刘晓春认为,在过去50年的全球化背景下,有必要对周围的头发进行动态观察和梳理
所有出生的东西。也许人们习惯于在多个分离的闭环和单一经济体中静态评估或分析大事件,但这无疑是有偏见的。“不要害怕,不要骄傲”,“在‘去全球化’的过程中推动全球化”,“民营企业要赢得市场的信任,而不是赢得舆论的同情”。
回归本源,“关键在于‘立法执法’,完善法治其实是重中之重!”与经济观察网交谈的刘晓春有一些好的意图;它的“金句”可能不是建议,但却发人深省...
一个
经济观察网:目前世界经济处于什么样的周期?怎么定义呢?
刘晓春:在我看来,这是一个世界政治经济格局发生巨大转变的时期,也可以看作是一个摩擦激烈、历史进程相对较长的时期。其中,有稳定期,也有剧烈摩擦期。
目前,我们可能会进入一个摩擦激烈的时期,这不同于一般的经济周期。在转型或摩擦的过程中,影响全球的突发疫情会加速转型或增加转型的摩擦。
经济观察网:我们似乎正在经历典型的相对财富和权力的巨大变化。世界秩序正在发生巨大变化,这将影响所有国家。那么,传统经济理论如何解释现在发生的事情呢?
刘晓春:我认为传统的经济理论可能很难解释。换句话说,作为一种经济学理论,至少有两个层次:一是相对的哲学层次,如“价格是由供求关系决定的”等类似的公理或基本理论,似乎可以用它来解释一切现象;但在某些情况下是没用的。
因此,我们有了第二个层次——如宏观经济学、微观经济学、凯恩斯理论,这是一种解释某些经济现象并对其进行总结的理论。像这样的传统宏观经济理论并不能真正解释当前的宏观经济,这些理论产生的宏观调控工具也失效了。
另一个视角是分析全球化50多年后,整个世界经济结构发生了哪些变化,对宏观经济理论和宏观调控工具有何影响?这一点至关重要。因为如果你“点击它”,虽然很多东西还是无法理解,至少以下几个方面可能值得关注:
比如传统的宏观经济理论或宏观调控手段,虽然关注国际贸易和出口对GDP的拉动作用,但我们分析宏观时,通常是在一个经济-闭环内进行的;整个国际经济体系都没有讨论这个问题。这方面的国际经济体系只能作为一门学科来研究。一个政府在考虑宏观调控时,会把进出口贸易作为一个因素,但不会是主要因素。它只会根据国内就业和通胀数据选择宏观调控工具。所谓宏观调控就是在那种状态下总结出来的。以“通货膨胀率、就业率”作为宏观调控指标,就是从那个时候衍生出来的,也就是一个经济内部运行衍生出来的概念。
经济观察网:一个经济的概念意味着什么样的理论认知和框架?
刘晓春:其实在一个单独的经济体中,它的第一、第二、第三产业都有建立基本价格或价值的前提;国际分工只是对国内分工的一种补救——传统的宏观经济分析框架和宏观调控工具就是在这一前提下形成的。

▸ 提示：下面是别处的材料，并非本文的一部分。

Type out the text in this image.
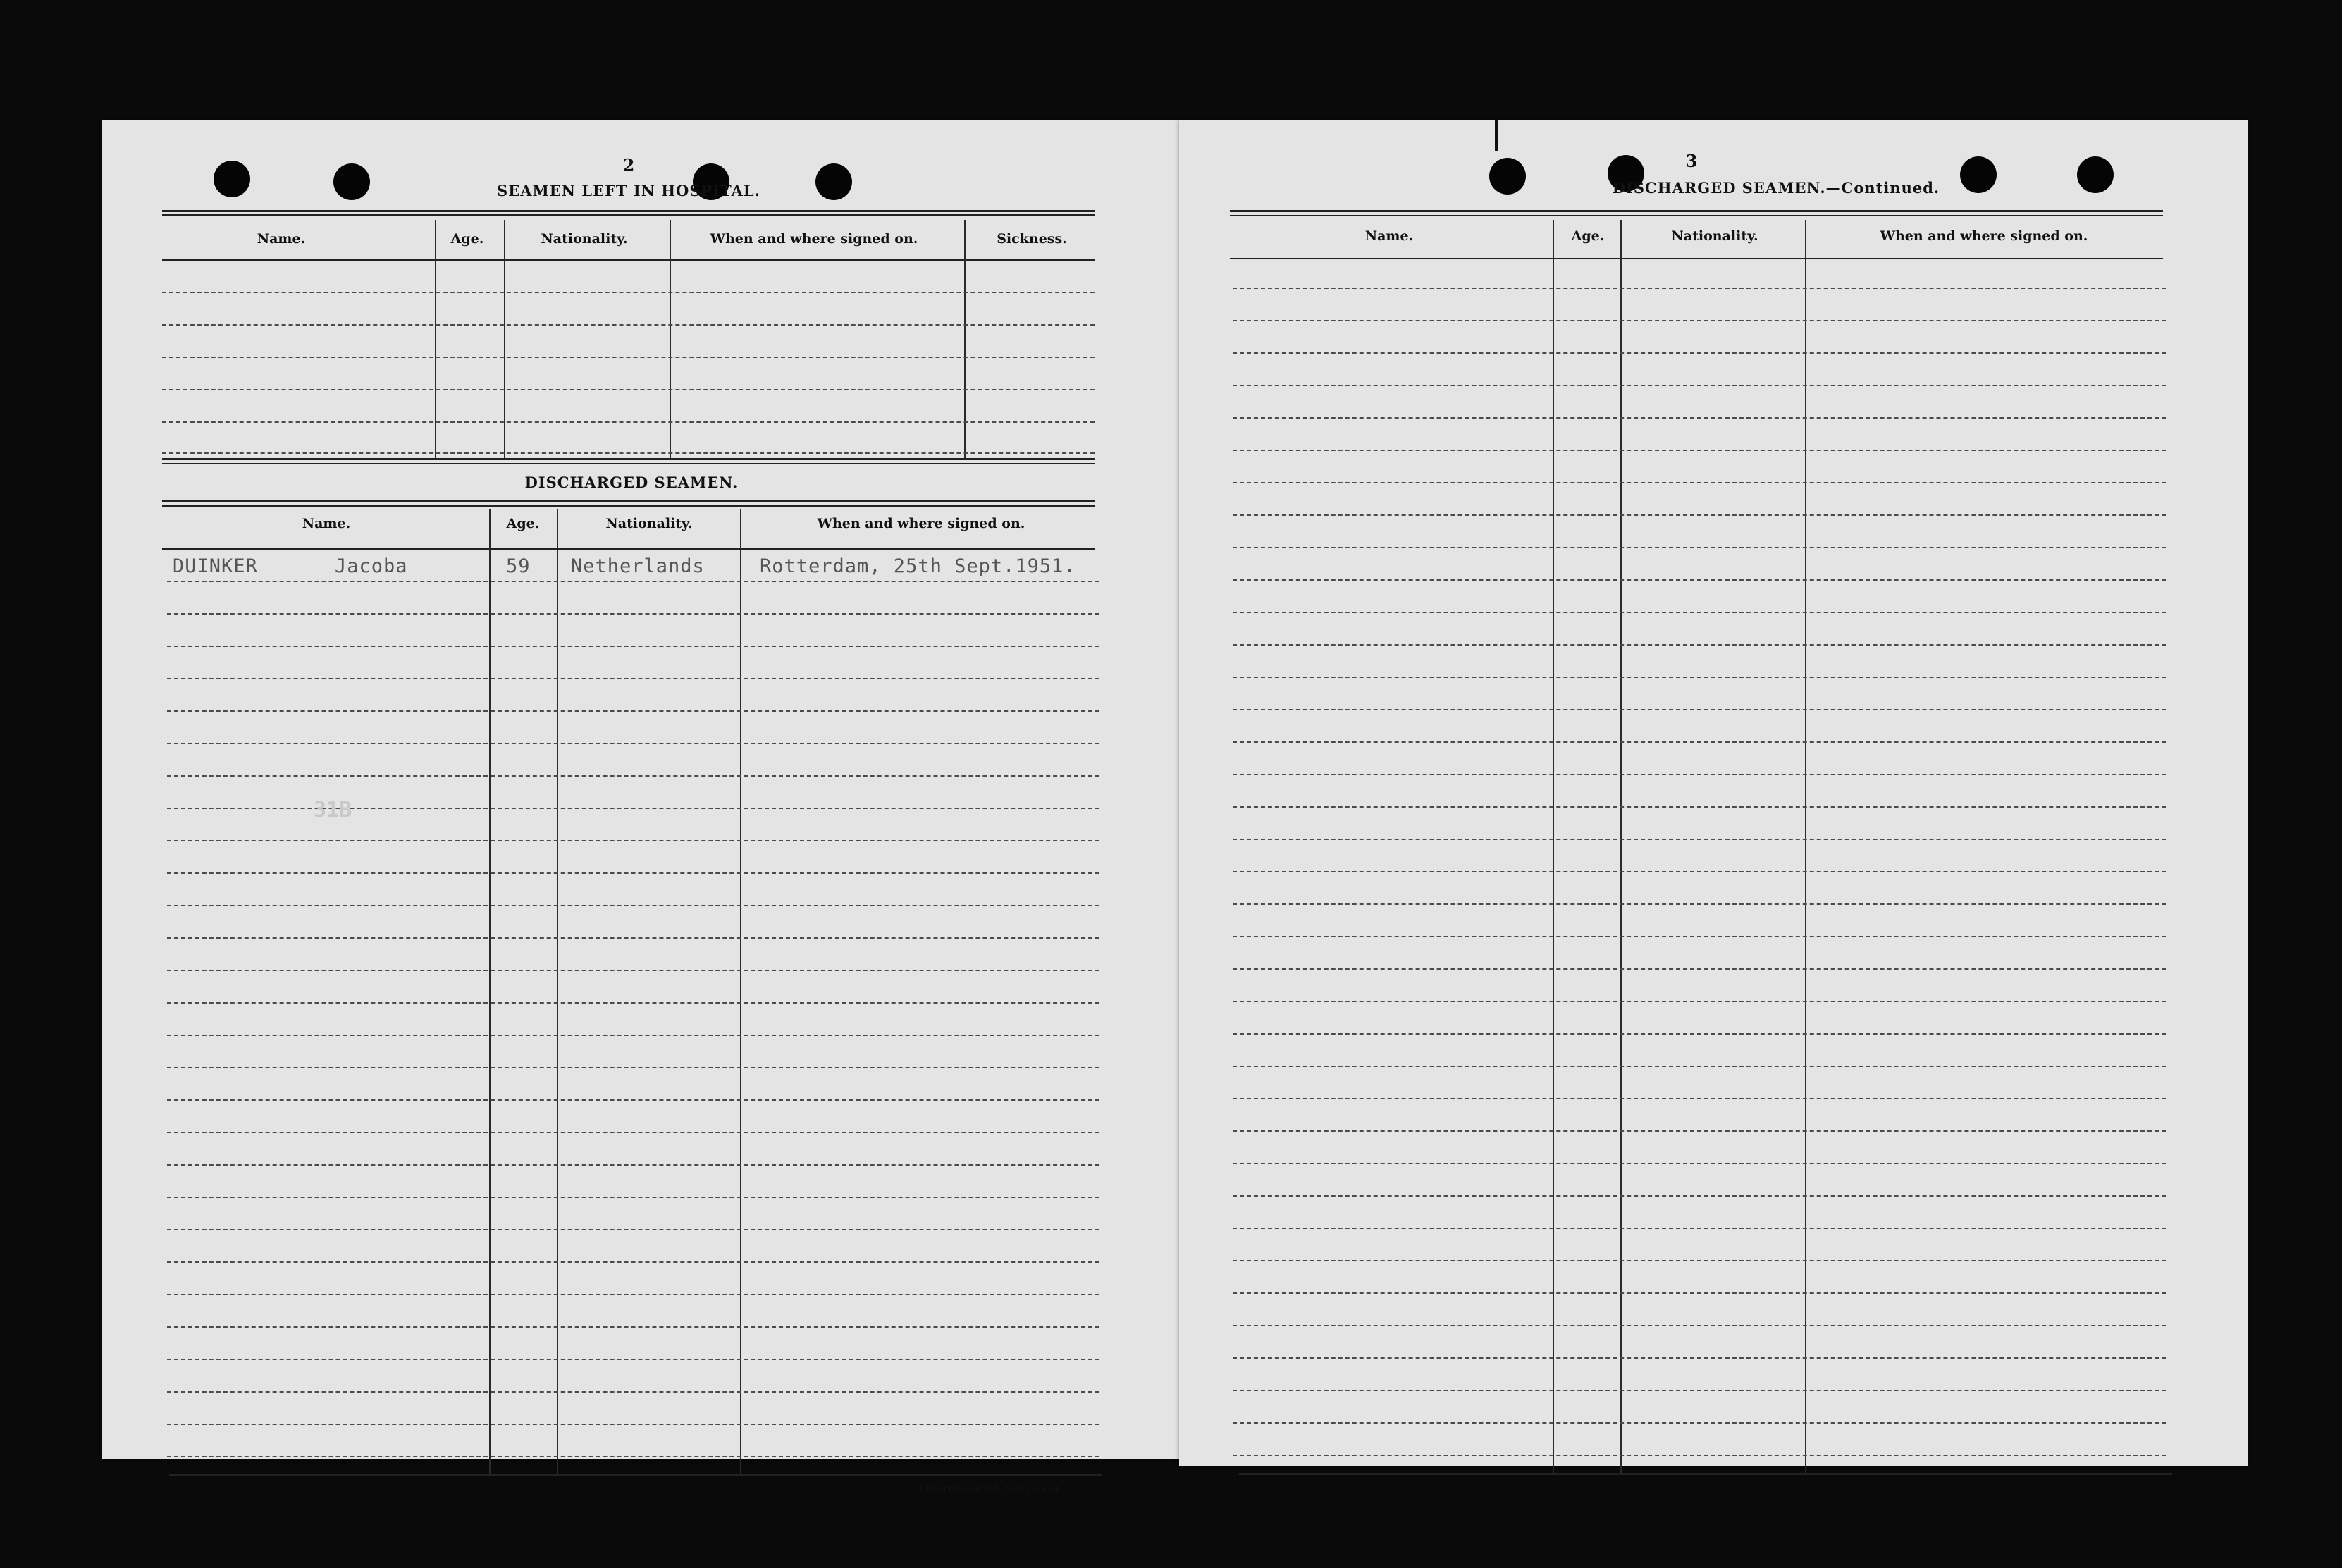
2
SEAMEN LEFT IN HOSPITAL.
Name.	Age.	Nationality.	When and where signed on.	Sickness.
DISCHARGED SEAMEN.
Name.	Age.	Nationality.	When and where signed on.
DUINKER	Jacoba	59 Netherlands	Rotterdam, 25th Sept.1951.
31B
CONTINUED ON NEXT PAGE.
3
DISCHARGED SEAMEN.—Continued.
Name.	Age.	Nationality.	When and where signed on.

换句话说,凯恩斯理论是建立在以第二产业为核心的封闭经济基础上的。但是,在第二产业主导的环境下,技术条件还没有发展到今天的水平。当时的整体供给,比如物质供给,是供不应求的,比如社会生活的物质供给,还是处于紧平衡状态;这时候,所谓的经济周期就产生了。
因此,出现了“经济过热——物价上涨——的危机;危机后——消费不足——价格下降”。当时大家都觉得最痛苦的是“失业和通货膨胀”。

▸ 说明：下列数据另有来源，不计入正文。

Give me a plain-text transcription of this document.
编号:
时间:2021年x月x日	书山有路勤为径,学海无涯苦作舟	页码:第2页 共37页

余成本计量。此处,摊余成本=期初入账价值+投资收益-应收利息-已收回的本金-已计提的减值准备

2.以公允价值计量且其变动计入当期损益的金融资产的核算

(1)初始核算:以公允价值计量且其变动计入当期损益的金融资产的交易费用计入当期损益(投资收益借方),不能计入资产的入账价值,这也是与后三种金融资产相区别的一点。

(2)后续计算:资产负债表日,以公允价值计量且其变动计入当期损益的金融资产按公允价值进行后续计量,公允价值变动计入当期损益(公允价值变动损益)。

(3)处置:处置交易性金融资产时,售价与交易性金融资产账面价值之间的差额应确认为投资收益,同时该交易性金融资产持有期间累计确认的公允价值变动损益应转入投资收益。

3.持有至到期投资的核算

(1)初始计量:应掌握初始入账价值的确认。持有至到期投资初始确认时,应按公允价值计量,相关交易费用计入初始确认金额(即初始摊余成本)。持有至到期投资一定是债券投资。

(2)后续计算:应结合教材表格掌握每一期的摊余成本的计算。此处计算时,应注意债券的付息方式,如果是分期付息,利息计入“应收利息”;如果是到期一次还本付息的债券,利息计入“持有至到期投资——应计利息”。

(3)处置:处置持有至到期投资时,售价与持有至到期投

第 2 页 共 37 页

当时有效需求不足时,政府可以通过刺激政策、放水等方式刺激消费。,然后带动工厂投资生产,然后经济就起来了...由此总结出这一宏观规律,形成了宏观经济理论,包括新古典经济学等。
在这一经济理论框架下,得出国家调控宏观经济的关键是两个目标:通货膨胀率和就业率,而央行的政策目标就是控制这些指标。
经济观察网:那么,现在的情况不一样了?
刘晓春:是的,经过50多年的全球化,这个国家已经不再是一个“第一产业、第二产业、第三产业”基本可以平衡、自给自足的经济体,各种产业都被放在世界上布局。国际分工和国际贸易不是斯密和李嘉图的天然优势互补,而是资本有意识、主动的产业链战略布局。比如在美国,我们很多人几年前还在羡慕,以为它掌握了关键技术、金融等,处于产业链的顶端。作为一个国家的收入或者资本回报,那真的很好。但作为一个经济体,其第二产业可能是空。这给一个经济体的就业结构和经济运行规律带来了巨大的变化。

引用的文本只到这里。